3. Sources of income during litigation – As noted above, litigating a workers’ compensation case takes time. It can be very frustrating to “jump through the hoops” of having an IME exam and waiting for depositions to occur when you have no income to support yourself. The following are suggested sources of income during the process:

- Continued work for employer (either full or light duty);

- Work for other employers (if you are released for work with restrictions and your employer does not offer you accommodating work, you can look for other work within those restrictions);

- Unemployment benefits (once again, if you are released from some type of work and your employer does not offer it to you);

- Private disability insurance (note that sickness and accident benefits are sometimes not payable for work injuries; you should always be truthful about how the injury occurred); and

- Cash assistance from the Department of Public Welfare.

* It must be reiterated that any amounts received from the above sources may be deduced from the weekly workers’ compensation benefits you may ultimately receive. You will be required to document your earnings for the judge.

4. Payment of medical bills during litigation – Many employees do not realize that if their workers’ compensation claim has been denied, they can submit their medical expenses under their health insurance policy. Not all policies will pay bills for work injuries, but many will. It is critical that you always state that your injury was work-related, even though it can be tempting to deny it to get the bills paid. If your health insurance pays any medical expenses, your attorney will contact the insurance company to obtain the bills. They will then be submitted to the judge so that the employer can reimburse the amounts if the claim is successful.

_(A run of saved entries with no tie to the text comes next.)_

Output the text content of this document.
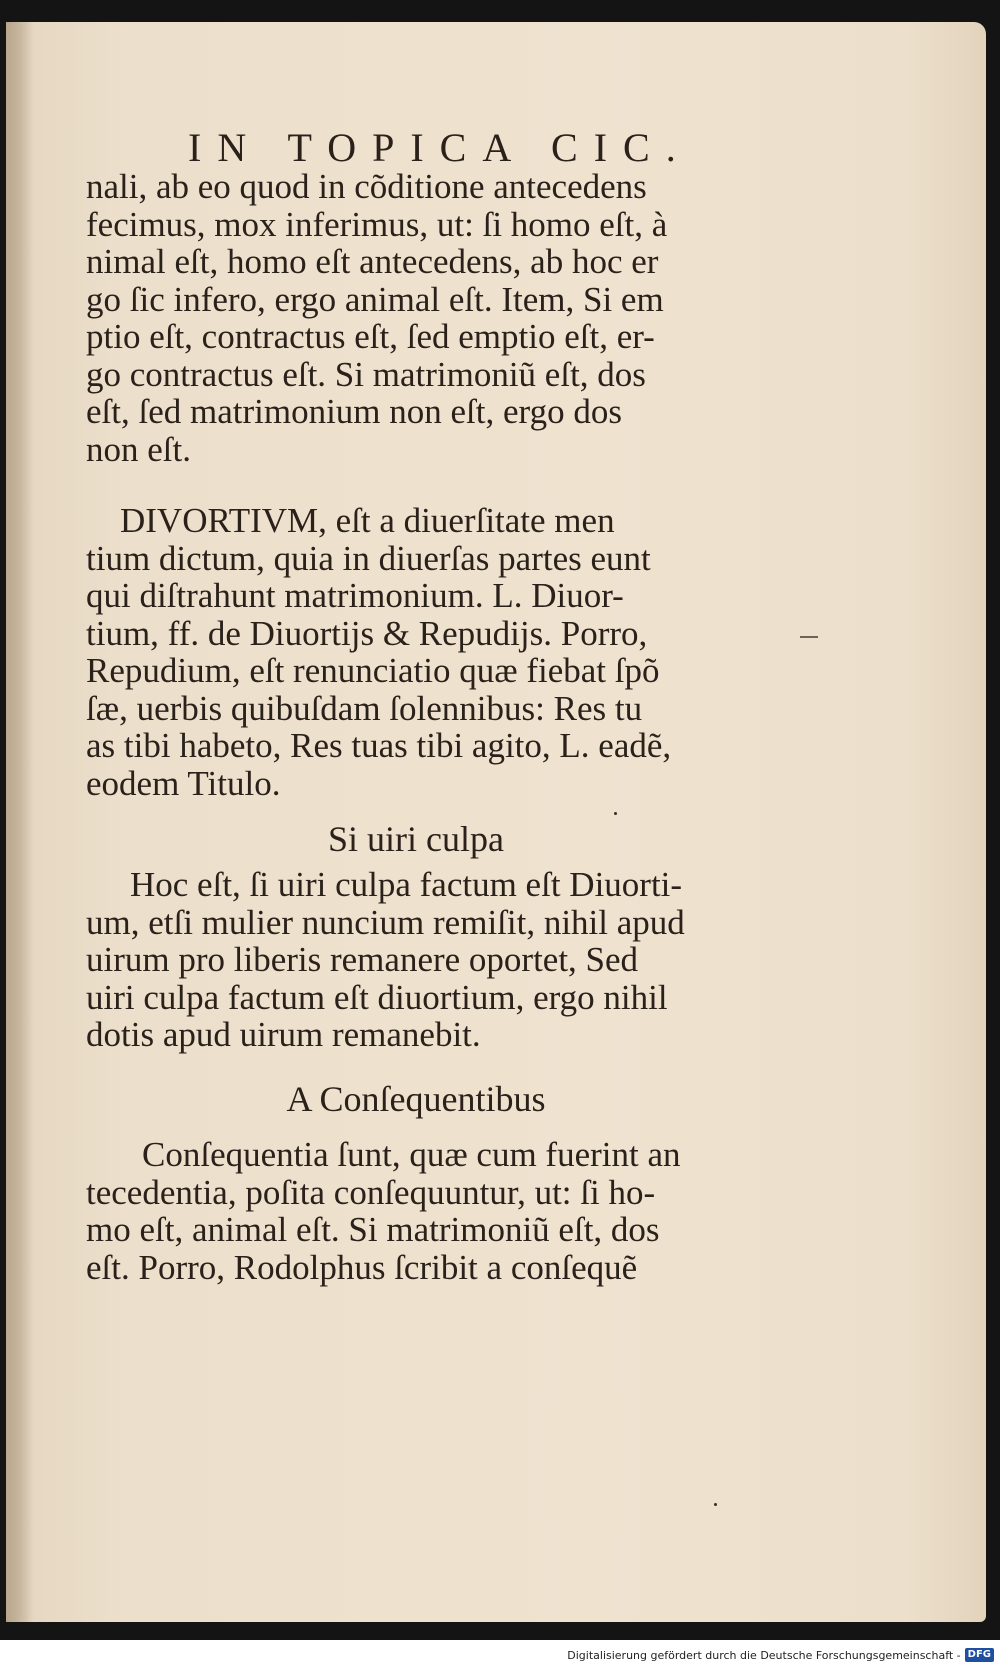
IN TOPICA CIC.
nali, ab eo quod in cõditione antecedens
fecimus, mox inferimus, ut: ſi homo eſt, à
nimal eſt, homo eſt antecedens, ab hoc er
go ſic infero, ergo animal eſt. Item, Si em
ptio eſt, contractus eſt, ſed emptio eſt, er-
go contractus eſt. Si matrimoniũ eſt, dos
eſt, ſed matrimonium non eſt, ergo dos
non eſt.
DIVORTIVM, eſt a diuerſitate men
tium dictum, quia in diuerſas partes eunt
qui diſtrahunt matrimonium. L. Diuor-
tium, ff. de Diuortijs & Repudijs. Porro,
Repudium, eſt renunciatio quæ fiebat ſpõ
ſæ, uerbis quibuſdam ſolennibus: Res tu
as tibi habeto, Res tuas tibi agito, L. eadẽ,
eodem Titulo.
Si uiri culpa
Hoc eſt, ſi uiri culpa factum eſt Diuorti-
um, etſi mulier nuncium remiſit, nihil apud
uirum pro liberis remanere oportet, Sed
uiri culpa factum eſt diuortium, ergo nihil
dotis apud uirum remanebit.
A Conſequentibus
Conſequentia ſunt, quæ cum fuerint an
tecedentia, poſita conſequuntur, ut: ſi ho-
mo eſt, animal eſt. Si matrimoniũ eſt, dos
eſt. Porro, Rodolphus ſcribit a conſequẽ
Digitalisierung gefördert durch die Deutsche Forschungsgemeinschaft - DFG
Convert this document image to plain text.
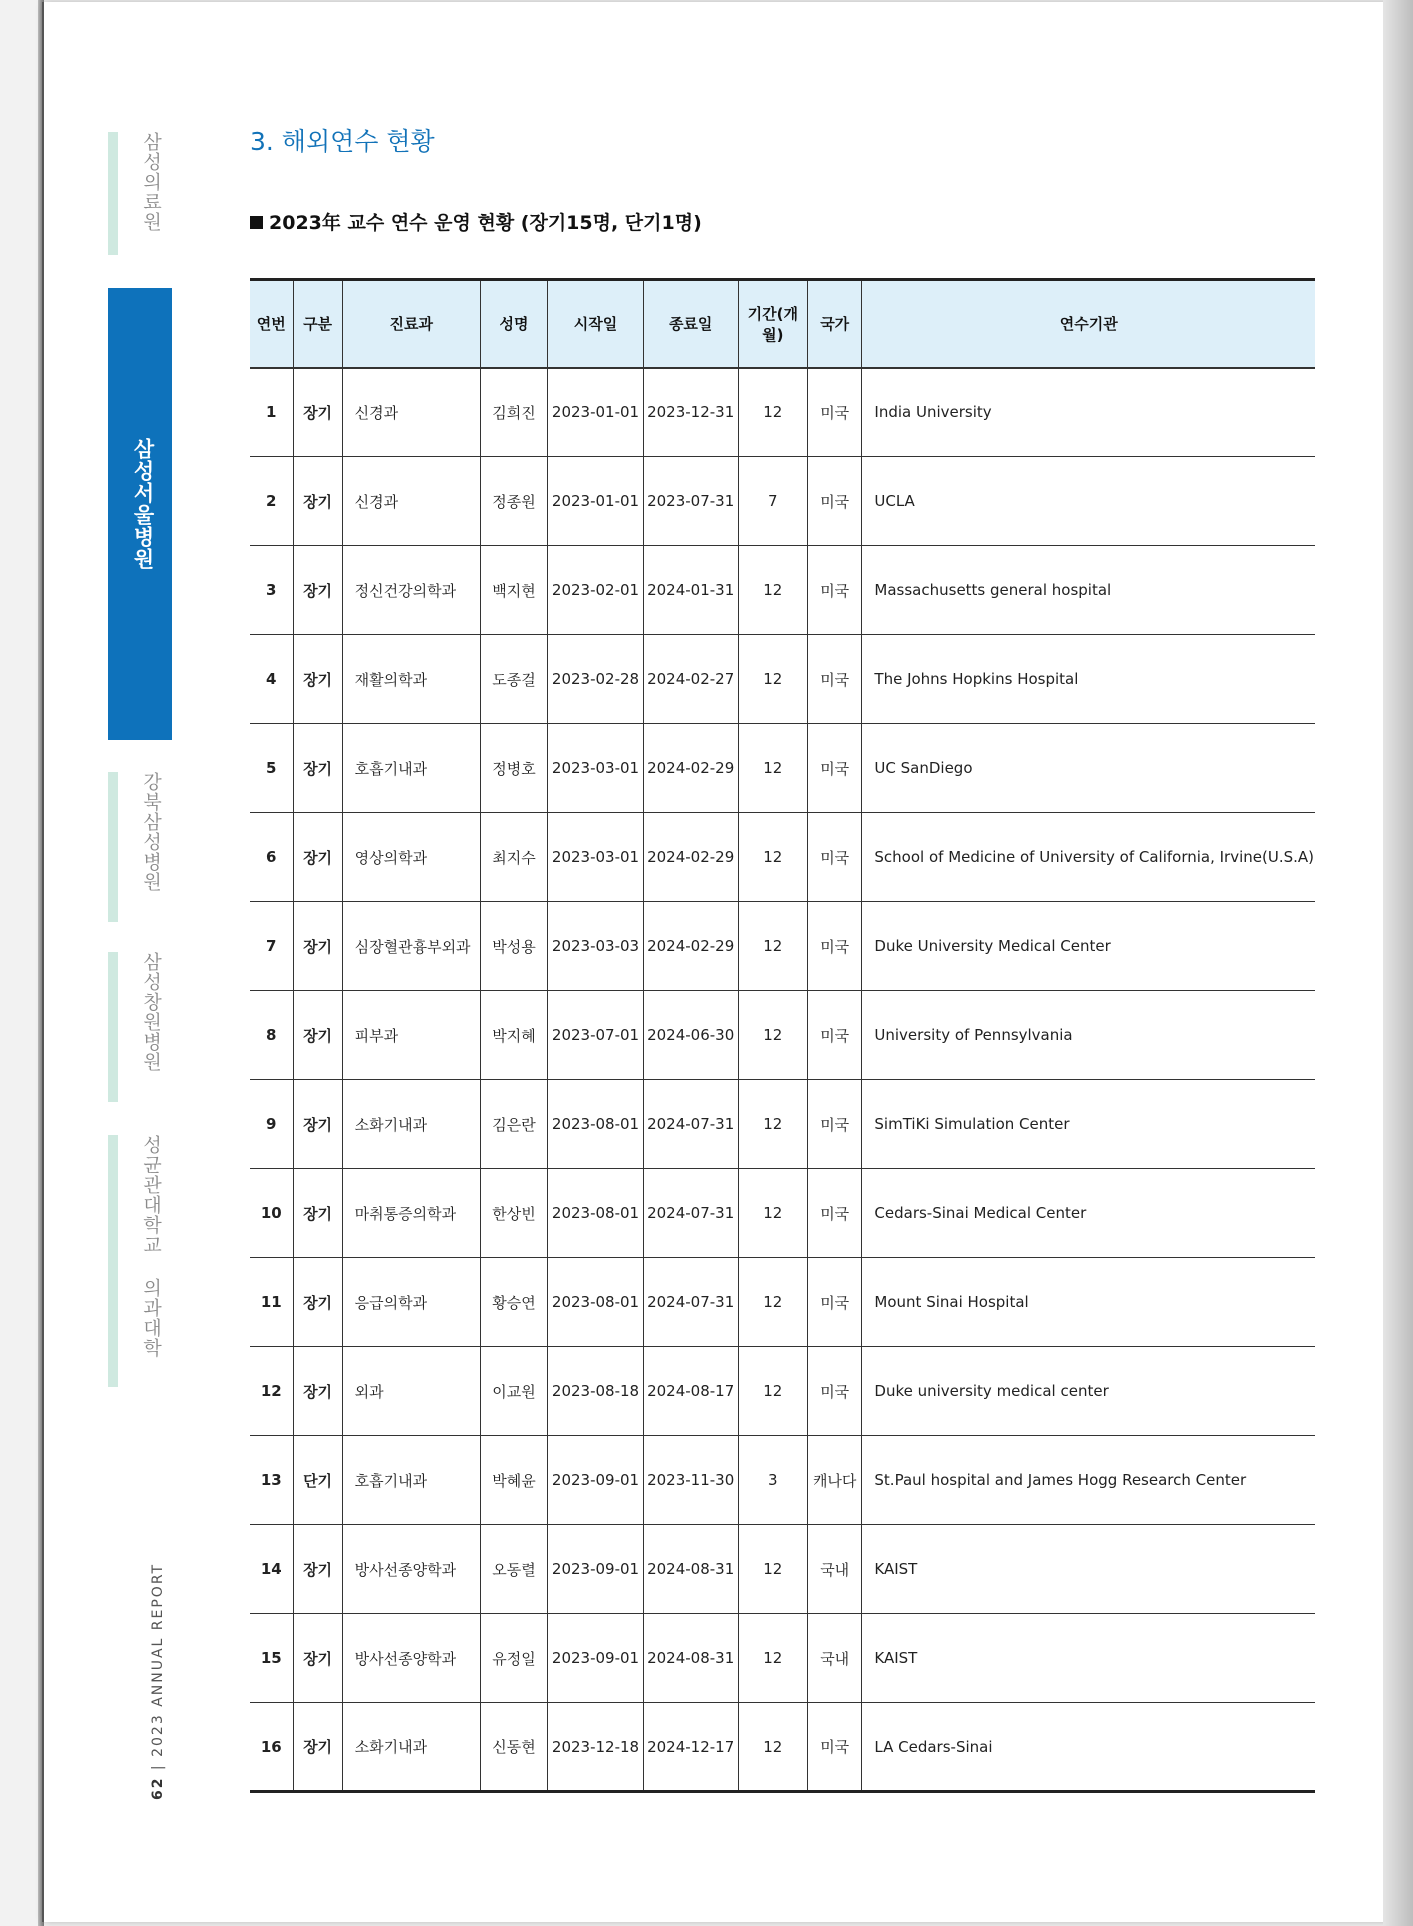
삼성의료원
삼성서울병원
강북삼성병원
삼성창원병원
성균관대학교 의과대학
62 | 2023 ANNUAL REPORT
3. 해외연수 현황
2023年 교수 연수 운영 현황 (장기15명, 단기1명)
연번	구분	진료과	성명	시작일	종료일	기간(개월)	국가	연수기관
1	장기	신경과	김희진	2023-01-01	2023-12-31	12	미국	India University
2	장기	신경과	정종원	2023-01-01	2023-07-31	7	미국	UCLA
3	장기	정신건강의학과	백지현	2023-02-01	2024-01-31	12	미국	Massachusetts general hospital
4	장기	재활의학과	도종걸	2023-02-28	2024-02-27	12	미국	The Johns Hopkins Hospital
5	장기	호흡기내과	정병호	2023-03-01	2024-02-29	12	미국	UC SanDiego
6	장기	영상의학과	최지수	2023-03-01	2024-02-29	12	미국	School of Medicine of University of California, Irvine(U.S.A)
7	장기	심장혈관흉부외과	박성용	2023-03-03	2024-02-29	12	미국	Duke University Medical Center
8	장기	피부과	박지혜	2023-07-01	2024-06-30	12	미국	University of Pennsylvania
9	장기	소화기내과	김은란	2023-08-01	2024-07-31	12	미국	SimTiKi Simulation Center
10	장기	마취통증의학과	한상빈	2023-08-01	2024-07-31	12	미국	Cedars-Sinai Medical Center
11	장기	응급의학과	황승연	2023-08-01	2024-07-31	12	미국	Mount Sinai Hospital
12	장기	외과	이교원	2023-08-18	2024-08-17	12	미국	Duke university medical center
13	단기	호흡기내과	박혜윤	2023-09-01	2023-11-30	3	캐나다	St.Paul hospital and James Hogg Research Center
14	장기	방사선종양학과	오동렬	2023-09-01	2024-08-31	12	국내	KAIST
15	장기	방사선종양학과	유정일	2023-09-01	2024-08-31	12	국내	KAIST
16	장기	소화기내과	신동현	2023-12-18	2024-12-17	12	미국	LA Cedars-Sinai
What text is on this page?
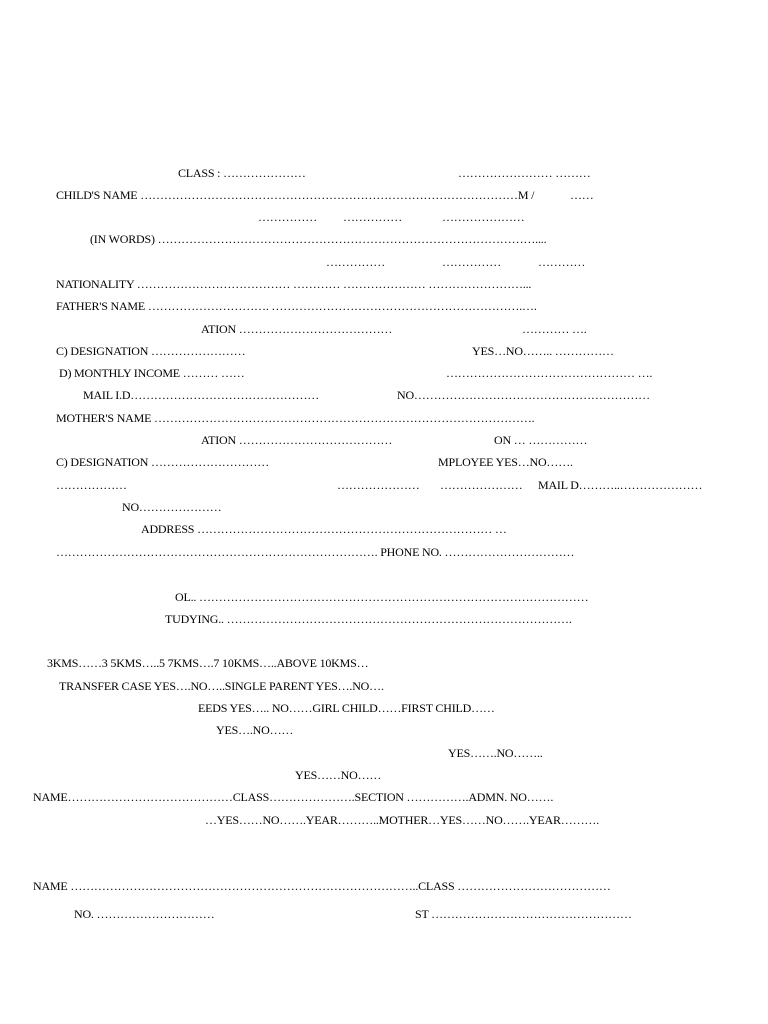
CLASS : …………………	…………………… ………
CHILD'S NAME ……………………………………………………………………………………M /	……
…………… ……………	…………………
(IN WORDS) ……………………………………………………………………………………....
……………	……………	…………
NATIONALITY ………………………………… ………… ………………… ……………………...
FATHER'S NAME …………………………. ……………………………………………………….….
ATION …………………………………	………… ….
C) DESIGNATION ……………………	YES…NO…….. ……………
D) MONTHLY INCOME ……… ……	………………………………………… ….
MAIL I.D…………………………………………	NO……………………………………………………
MOTHER'S NAME …………………………………………………………………………………….
ATION …………………………………	ON … ……………
C) DESIGNATION …………………………	MPLOYEE YES…NO…….
………………	………………… ………………… MAIL D………..…………………
NO…………………
ADDRESS ………………………………………………………………… …
………………………………………………………………………. PHONE NO. ……………………………
OL.. ………………………………………………………………………………………
TUDYING.. …………………………………………………………………………….
3KMS……3 5KMS…..5 7KMS….7 10KMS…..ABOVE 10KMS…
TRANSFER CASE YES….NO…..SINGLE PARENT YES….NO….
EEDS YES….. NO……GIRL CHILD……FIRST CHILD……
YES….NO……
YES…….NO……..
YES……NO……
NAME……………………………………CLASS………………….SECTION …………….ADMN. NO…….
…YES……NO…….YEAR………..MOTHER…YES……NO…….YEAR……….
NAME ……………………………………………………………………………..CLASS …………………………………
NO. …………………………	ST ……………………………………………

If you do not have private health insurance and you have limited income, you can apply for a medical card through your county assistance office. If you are ineligible for this and your medical bills are unpaid, you should send them to your attorney. Most attorneys will send a “letter of protection” to the provider, which assures them that the claim is being litigated and that the bill will be submitted to the judge for payment. It does not guarantee payment, but often it is sufficient to prevent the medical office from sending the bills to a collection agency. You can also make a small monthly payment on the balance owed to the provider as a show of good faith. Give your attorney a copy of any amounts you paid (particularly for prescription expenses), so that they can be reimbursed to you if you win the case.

5. The Judge’s decision – Within a few weeks to a few months after the attorneys submit briefs, the judge will make a written decision. When you receive it, you should read it carefully and then call your attorney to discuss it. The first few pages are the judge’s discussion of the evidence, and the last page is the judge’s order granting or denying the petition.

a. A favorable decision. If the decision is in your favor, it should specifically state what benefits you will receive. Usually, the decision will contain your average weekly wage, the date of your eligibility of benefits, whether interest, litigation costs or attorneys’ fees are owed and the approved medical bills.

The employer has 20 days to appeal the decision to the Worker’s Compensation Appeal Board (“WCAB”). Sometimes the employer will pay the claim while the appeal is pending. However, the employer can request a “supersedeas,” where it asks the WCAB to allow payment to be withheld until the appeal decision is made. The WCAB decides these requests fairly quickly, and most often the supersedeas request is denied. Payment should then follow within thirty days.

b. An unfavorable decision. If the judge has ruled against you, you and your attorney will discuss whether to appeal. Your attorney will assess the likelihood that the WCAB will reverse the judge. If the attorney believes you may win on appeal, he will continue to represent you (often for no additional fee). If the attorney decides not to appeal, he should let you know quickly, so you can seek a second opinion if you wish. Your appeal must be filed within 20 days of the date of the decision.